例/日中共同でお茶、書道、お花、伝統芸能などの文化を中心とした地域の文化イベントに参加できないか。日本からの中国友好都市への一文化使節団の代表としての位置付けからその都市のイベントに参画する。単なる学校間の交流に止まらない文化を通じた相互理解を考えたい。
テーマ■『中国の”現在と未来”を視察する修学旅行』
・21世紀の世界の成長市場「経済特別区」を視察する。日本経済が低迷する中、中国は2010年には世界最大の経済大国になると発表がされて久しい。「改革と開放」の政策のもと深、珠海、汕頭(広東省)、厦門(福建省)など経済特別区が指定され世界が注目している。やがては日本に脅威となるべく経済の発展が予想される国の今を、修学旅行で若いみなさんに自分自身で見て体験してもらうことを提案したい。内容的に一般企業へのテクニカルビジット的な高度なものとなるが是非とも高校生の今だからこそ実施したい素材テ-マである。

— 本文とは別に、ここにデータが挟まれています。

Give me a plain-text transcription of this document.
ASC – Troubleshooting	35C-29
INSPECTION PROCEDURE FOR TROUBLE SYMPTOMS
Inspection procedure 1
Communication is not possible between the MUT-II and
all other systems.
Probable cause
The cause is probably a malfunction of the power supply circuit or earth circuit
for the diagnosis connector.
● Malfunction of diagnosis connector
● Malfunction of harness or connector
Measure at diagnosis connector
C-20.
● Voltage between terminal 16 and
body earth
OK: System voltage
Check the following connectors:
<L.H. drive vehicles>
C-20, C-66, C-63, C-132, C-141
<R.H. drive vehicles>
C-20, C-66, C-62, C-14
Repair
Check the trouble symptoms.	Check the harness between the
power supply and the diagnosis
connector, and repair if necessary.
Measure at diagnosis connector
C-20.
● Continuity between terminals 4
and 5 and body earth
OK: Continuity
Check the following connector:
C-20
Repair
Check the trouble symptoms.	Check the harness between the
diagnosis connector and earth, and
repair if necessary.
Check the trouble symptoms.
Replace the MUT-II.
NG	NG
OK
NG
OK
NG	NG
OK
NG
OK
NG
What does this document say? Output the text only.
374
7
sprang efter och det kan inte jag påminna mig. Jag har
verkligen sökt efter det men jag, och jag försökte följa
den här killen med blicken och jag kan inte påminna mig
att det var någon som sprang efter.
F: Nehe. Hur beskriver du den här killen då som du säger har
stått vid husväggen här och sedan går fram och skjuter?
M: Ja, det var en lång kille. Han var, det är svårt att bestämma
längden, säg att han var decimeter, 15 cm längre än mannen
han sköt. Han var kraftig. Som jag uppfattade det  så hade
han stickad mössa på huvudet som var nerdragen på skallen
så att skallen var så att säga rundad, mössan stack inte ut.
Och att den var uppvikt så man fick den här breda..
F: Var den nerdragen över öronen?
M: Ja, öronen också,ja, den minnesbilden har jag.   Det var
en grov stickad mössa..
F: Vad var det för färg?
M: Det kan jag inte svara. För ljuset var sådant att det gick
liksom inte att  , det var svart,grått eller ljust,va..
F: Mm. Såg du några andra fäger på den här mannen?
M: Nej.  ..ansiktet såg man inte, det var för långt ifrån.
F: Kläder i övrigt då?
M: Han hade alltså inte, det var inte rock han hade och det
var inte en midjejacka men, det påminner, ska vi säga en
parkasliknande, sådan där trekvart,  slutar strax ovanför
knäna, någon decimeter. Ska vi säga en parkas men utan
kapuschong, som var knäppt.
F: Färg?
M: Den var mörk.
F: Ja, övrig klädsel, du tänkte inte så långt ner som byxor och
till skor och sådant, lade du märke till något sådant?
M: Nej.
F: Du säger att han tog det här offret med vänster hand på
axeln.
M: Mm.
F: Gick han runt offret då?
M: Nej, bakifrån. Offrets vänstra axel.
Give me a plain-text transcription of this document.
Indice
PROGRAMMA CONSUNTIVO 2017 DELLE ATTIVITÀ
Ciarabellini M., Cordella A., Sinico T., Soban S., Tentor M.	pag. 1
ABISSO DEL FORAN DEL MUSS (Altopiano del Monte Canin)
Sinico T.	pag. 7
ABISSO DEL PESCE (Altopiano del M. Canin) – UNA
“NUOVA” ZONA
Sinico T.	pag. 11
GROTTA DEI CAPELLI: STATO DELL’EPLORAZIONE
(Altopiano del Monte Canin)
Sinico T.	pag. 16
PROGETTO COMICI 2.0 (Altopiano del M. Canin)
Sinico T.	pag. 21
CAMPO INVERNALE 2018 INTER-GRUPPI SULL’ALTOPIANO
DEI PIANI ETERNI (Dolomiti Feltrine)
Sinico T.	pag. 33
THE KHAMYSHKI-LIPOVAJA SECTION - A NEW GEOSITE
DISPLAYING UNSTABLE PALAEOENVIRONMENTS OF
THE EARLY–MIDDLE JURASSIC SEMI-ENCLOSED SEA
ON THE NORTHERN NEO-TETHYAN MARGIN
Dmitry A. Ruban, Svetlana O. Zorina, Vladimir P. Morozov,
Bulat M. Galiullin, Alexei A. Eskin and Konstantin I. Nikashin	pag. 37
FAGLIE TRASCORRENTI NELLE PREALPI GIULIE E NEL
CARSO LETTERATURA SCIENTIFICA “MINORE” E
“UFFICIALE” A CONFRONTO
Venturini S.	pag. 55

・今中国の大都市(北京・上海)で流行しつつあり、最も注目されているテーマについてその都市を見学してみたい。また今後ますます伸びるであろう分野について現状を探ってみるのはどうだろう。
例/「自動車産業」「ペット産業」「インテリア」「外食産業」「ファーストフード」理容美容」「百貨店」をテーマに都市を視察する。

例/環境NGOをテーマに中国の経済発展の影に隠れた課題に注目して都市をみてみる。